When plaintiff's deposition was taken she was asked the question: "And at the time he was not riding in a commercial plane with a licensed pilot, was he?" to which she replied, "No, he was not," but she also testified in answer to the question, "Now, you don't know how your son died? A. No. I wasn't there." She was asked, "When you sent in your proof of loss did you have any first hand information of the manner in which your son's death came about?," and answered, "No. Only the clipping in the paper and the death [30 Cal. 2d 162] certificate." Also in response to the question, "It is your understanding that he died in an aviation accident?," she said "As far as I know." This testimony made it evident, and the fact stands uncontradicted, that plaintiff had no information concerning the death other than the hearsay statements contained in the excluded documents.

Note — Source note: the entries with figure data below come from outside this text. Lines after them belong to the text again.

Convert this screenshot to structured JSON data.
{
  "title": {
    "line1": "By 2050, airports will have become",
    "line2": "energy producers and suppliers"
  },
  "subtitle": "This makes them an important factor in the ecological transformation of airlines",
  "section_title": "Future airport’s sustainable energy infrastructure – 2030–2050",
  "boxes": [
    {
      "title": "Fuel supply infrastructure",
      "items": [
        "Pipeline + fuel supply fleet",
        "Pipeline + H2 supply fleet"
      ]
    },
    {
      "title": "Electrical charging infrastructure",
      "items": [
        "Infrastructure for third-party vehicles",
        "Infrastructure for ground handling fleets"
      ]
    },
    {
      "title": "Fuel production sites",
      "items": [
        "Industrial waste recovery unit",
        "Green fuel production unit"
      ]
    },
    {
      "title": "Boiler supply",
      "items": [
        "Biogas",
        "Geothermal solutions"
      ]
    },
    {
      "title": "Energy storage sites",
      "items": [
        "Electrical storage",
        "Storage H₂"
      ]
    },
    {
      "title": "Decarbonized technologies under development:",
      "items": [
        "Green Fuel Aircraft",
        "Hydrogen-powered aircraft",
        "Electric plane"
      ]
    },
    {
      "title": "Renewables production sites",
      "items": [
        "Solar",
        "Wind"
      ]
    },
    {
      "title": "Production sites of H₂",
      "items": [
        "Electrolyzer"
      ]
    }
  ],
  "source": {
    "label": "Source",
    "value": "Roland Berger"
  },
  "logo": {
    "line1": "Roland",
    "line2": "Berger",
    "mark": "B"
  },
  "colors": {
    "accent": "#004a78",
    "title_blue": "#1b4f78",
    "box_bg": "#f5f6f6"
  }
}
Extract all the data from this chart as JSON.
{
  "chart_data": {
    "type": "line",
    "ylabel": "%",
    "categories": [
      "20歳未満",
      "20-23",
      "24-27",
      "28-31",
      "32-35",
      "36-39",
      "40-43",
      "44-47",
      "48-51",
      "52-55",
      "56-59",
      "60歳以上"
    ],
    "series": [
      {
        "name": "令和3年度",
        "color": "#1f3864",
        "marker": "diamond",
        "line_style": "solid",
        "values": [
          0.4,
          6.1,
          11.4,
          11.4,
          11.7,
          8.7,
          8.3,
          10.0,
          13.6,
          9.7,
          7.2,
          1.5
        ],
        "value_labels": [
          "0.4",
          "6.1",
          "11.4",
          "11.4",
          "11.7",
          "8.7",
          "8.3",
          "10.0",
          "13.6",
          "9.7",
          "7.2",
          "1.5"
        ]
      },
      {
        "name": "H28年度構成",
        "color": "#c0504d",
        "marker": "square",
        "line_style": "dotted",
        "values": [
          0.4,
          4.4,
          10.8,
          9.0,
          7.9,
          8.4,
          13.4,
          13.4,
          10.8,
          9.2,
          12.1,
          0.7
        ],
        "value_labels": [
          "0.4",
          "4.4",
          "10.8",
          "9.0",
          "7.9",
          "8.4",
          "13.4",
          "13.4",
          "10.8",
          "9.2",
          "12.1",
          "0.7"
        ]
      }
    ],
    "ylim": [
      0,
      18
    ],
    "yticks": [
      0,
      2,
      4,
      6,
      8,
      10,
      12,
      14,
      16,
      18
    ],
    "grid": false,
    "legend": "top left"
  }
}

Moreover, it will be noted that even if the excluded documents had been admitted in evidence, there is no statement in any of them to the effect that the son was not a passenger in a licensed plane at the time of his death. In short, defendant simply failed to prove the essential fact which would make operative the exclusion clause of the rider.
The judgment is affirmed.
Gibson, C.J., Shenk, J., Edmonds, J., Traynor, J., and Schauer, J., concurred.